Dirt may reappear a short time after you vacuum the pool, and more often than not, the problem is related to the pool filter or the filter settings.
- When you backwashed the filter after vacuuming, you forgot to change the setting on the multiport valve to Rinse. If you left it on Filter, the debris released from the filter flowed right back into the pool.
- You have a sand filter, and the sand needs to be changed. Over time, sand breaks into smaller particles that can bypass the filter.
- The spider gasket on your multiport valve is damaged and needs to be replaced. Its job is to separate the compartments of the valve, and when it wears out, debris can pass freely. It's also possible that the multiport valve itself is damaged.
If you live in a sandy or dry region with high winds, it's also possible that debris is being blown into the pool from the surroundings. In this situation, a pool cover is the best way to keep the pool clean.
Should I Vacuum or Backwash After Shocking Pool Water?
When you shock the pool, you add extra chlorine, usually to clear up cloudy water or kill algae. The general recommendation is to shock before you vacuum to get rid of as much debris from the pool as possible. Sometimes, however, there's enough debris left in the pool after shocking to warrant vacuuming again.
Wait at least 24 hours before vacuuming again after shocking. Let the pump run as usual during this waiting period so the chlorine circulates and effectively sanitizes the pool water.

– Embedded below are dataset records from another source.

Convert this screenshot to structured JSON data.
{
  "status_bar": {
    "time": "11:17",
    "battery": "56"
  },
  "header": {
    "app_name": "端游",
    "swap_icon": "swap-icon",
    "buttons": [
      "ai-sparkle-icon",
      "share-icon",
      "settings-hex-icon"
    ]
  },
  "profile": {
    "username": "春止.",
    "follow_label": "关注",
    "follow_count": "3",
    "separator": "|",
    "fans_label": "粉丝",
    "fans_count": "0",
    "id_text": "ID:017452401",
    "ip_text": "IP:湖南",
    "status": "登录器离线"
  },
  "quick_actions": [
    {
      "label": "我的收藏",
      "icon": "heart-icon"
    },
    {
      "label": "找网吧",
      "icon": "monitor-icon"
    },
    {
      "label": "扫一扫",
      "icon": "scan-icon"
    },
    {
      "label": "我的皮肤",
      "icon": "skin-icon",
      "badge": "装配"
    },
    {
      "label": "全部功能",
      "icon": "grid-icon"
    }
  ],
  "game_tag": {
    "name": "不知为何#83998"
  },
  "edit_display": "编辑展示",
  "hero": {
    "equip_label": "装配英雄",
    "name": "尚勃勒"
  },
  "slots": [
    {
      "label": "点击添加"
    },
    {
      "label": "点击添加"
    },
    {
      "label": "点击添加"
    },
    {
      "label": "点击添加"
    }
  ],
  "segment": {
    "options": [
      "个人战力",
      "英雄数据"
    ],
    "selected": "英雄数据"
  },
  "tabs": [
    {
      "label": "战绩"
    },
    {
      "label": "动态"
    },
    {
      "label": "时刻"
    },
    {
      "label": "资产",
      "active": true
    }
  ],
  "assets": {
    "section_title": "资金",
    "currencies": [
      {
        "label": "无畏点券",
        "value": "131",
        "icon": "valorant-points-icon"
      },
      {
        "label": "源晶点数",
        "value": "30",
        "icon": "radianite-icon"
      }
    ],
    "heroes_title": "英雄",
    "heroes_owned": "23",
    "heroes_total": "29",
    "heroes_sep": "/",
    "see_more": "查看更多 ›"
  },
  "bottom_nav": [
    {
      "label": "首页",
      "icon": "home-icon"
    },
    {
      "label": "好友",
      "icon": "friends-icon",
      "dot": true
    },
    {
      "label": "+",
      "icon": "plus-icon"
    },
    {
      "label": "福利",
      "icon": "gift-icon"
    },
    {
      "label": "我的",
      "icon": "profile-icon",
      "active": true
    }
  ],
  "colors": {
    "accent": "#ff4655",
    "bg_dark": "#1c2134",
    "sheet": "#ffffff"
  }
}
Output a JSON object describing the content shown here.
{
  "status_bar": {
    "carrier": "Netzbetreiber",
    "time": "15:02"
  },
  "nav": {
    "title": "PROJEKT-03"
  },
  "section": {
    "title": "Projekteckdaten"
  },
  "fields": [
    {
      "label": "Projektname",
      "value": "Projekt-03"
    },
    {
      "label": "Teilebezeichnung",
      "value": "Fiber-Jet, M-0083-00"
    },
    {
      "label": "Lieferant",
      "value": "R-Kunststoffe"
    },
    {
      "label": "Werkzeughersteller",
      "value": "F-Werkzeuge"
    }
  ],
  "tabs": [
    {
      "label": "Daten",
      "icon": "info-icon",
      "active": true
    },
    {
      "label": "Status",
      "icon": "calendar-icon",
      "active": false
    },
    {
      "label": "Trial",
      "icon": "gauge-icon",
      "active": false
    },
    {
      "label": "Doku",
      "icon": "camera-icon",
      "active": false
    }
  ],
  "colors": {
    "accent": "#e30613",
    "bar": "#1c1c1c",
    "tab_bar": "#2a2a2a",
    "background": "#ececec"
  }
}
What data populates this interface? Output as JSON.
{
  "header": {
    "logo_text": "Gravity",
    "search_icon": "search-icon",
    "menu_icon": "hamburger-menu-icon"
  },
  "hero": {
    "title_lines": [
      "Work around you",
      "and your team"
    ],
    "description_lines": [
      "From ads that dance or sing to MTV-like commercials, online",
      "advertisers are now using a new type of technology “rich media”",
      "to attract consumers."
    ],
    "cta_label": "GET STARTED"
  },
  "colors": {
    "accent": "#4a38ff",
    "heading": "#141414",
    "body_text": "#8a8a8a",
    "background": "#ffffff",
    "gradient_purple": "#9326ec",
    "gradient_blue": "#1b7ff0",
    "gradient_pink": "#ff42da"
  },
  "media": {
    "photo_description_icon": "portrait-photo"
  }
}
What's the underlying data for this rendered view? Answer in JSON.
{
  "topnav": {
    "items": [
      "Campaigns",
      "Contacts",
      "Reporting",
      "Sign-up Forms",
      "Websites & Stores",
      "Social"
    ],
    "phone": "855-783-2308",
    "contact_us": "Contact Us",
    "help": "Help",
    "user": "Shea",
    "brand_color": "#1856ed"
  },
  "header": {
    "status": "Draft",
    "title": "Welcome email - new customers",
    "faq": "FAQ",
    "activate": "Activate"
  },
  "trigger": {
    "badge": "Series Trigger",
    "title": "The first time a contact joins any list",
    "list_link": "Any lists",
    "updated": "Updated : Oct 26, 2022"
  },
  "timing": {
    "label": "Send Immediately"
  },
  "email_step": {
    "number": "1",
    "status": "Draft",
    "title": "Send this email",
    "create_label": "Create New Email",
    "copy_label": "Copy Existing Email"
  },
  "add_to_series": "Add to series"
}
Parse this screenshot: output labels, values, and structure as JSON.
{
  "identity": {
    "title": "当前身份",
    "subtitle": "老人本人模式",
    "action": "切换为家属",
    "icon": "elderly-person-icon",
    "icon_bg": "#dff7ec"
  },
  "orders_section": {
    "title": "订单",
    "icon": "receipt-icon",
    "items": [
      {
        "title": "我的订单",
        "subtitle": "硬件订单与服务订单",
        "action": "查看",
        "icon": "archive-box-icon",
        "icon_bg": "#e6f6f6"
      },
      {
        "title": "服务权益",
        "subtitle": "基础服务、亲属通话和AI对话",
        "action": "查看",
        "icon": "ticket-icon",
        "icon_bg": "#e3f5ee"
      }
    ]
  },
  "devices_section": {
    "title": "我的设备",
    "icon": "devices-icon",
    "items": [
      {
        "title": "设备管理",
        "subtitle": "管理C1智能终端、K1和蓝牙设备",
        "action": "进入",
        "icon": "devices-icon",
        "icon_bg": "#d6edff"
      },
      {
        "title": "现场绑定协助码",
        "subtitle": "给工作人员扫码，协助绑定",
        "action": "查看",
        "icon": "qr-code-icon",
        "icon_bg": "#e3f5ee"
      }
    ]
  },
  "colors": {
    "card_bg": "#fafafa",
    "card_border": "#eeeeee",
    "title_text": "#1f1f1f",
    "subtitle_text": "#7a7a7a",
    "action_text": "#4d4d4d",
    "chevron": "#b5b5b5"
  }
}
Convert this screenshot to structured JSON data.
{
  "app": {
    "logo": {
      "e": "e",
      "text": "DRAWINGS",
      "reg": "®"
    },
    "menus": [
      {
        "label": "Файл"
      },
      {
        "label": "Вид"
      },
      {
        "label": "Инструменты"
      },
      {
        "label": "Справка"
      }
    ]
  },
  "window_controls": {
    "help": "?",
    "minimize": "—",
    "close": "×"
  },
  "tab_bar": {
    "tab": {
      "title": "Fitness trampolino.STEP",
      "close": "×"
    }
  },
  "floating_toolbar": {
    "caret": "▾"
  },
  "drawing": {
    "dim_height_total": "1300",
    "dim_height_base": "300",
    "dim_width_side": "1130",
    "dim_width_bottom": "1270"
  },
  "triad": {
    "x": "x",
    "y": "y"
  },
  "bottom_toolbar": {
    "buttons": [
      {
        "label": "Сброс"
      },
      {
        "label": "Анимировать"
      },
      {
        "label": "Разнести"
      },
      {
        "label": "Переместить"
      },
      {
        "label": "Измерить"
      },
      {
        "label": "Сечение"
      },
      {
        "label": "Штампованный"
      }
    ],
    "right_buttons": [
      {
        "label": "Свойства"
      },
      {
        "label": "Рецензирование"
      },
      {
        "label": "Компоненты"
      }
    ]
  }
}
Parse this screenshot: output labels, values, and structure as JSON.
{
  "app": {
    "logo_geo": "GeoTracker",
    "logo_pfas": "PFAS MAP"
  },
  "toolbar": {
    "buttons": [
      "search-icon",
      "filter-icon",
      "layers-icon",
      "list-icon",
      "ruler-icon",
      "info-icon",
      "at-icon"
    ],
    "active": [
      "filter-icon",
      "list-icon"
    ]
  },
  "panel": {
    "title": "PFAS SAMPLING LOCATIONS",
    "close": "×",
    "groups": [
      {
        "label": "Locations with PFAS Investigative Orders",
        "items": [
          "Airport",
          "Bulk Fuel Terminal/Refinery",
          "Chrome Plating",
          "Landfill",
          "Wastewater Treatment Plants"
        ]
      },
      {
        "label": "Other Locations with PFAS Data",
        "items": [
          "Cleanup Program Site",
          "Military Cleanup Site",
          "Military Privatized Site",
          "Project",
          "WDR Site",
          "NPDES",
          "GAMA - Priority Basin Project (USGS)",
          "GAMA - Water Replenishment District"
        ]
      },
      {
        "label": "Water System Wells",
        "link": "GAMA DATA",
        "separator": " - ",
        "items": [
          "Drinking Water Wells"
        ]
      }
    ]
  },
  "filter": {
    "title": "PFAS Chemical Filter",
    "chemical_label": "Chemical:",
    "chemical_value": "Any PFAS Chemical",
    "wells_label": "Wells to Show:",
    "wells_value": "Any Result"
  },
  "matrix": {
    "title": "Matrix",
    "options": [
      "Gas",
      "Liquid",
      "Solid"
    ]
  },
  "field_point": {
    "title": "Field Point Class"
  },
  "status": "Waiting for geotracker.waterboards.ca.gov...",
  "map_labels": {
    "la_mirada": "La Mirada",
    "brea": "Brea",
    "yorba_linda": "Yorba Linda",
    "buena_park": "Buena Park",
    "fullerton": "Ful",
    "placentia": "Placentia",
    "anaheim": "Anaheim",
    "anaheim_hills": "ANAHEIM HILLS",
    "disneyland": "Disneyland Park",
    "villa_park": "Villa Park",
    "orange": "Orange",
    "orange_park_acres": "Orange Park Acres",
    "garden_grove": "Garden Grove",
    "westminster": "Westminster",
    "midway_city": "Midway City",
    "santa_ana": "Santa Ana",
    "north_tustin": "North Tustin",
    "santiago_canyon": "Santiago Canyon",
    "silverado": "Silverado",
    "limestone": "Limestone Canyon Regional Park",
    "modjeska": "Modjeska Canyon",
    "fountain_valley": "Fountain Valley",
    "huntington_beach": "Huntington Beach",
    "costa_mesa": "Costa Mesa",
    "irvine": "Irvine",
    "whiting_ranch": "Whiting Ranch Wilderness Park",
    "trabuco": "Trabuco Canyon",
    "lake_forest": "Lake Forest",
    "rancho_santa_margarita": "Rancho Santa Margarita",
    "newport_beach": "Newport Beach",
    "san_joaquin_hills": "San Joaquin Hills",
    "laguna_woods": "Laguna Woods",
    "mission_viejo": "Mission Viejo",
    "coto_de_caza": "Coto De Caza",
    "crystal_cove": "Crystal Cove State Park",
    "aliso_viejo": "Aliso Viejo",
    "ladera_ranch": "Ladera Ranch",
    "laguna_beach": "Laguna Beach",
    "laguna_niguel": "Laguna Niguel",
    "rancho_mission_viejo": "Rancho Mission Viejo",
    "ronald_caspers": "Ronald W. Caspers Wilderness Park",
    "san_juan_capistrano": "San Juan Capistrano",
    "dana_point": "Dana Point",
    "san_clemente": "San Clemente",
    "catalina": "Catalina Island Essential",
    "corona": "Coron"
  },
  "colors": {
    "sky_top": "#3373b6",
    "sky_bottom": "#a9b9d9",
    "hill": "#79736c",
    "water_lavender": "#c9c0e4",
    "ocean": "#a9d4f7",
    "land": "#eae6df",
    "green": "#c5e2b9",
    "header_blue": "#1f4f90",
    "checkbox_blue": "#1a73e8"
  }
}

When Do You Use the Waste Setting?
If your filter has a multiport valve, you normally set it to Filter when vacuuming, which sends the water through the filter and back into the pool. You have the option to set the valve to Waste, which bypasses the filter and sends it out of the pool. This setting lowers the water level in the pool and necessitates adding more, which can be wasteful, especially if you have a large in-ground swimming pool, so you should use it only in certain circumstances:
- There is an abundance of debris large enough to get caught in the pump strainer, which could overwork the pump and shorten its life. This often happens after a big storm.
- You're opening the pool in spring after the water has had the entire winter to collect debris.
- You have a serious algae infestation. The pool vacuum head will send the algae through the filter and right back into the pool if you use the Filter or Rinse settings.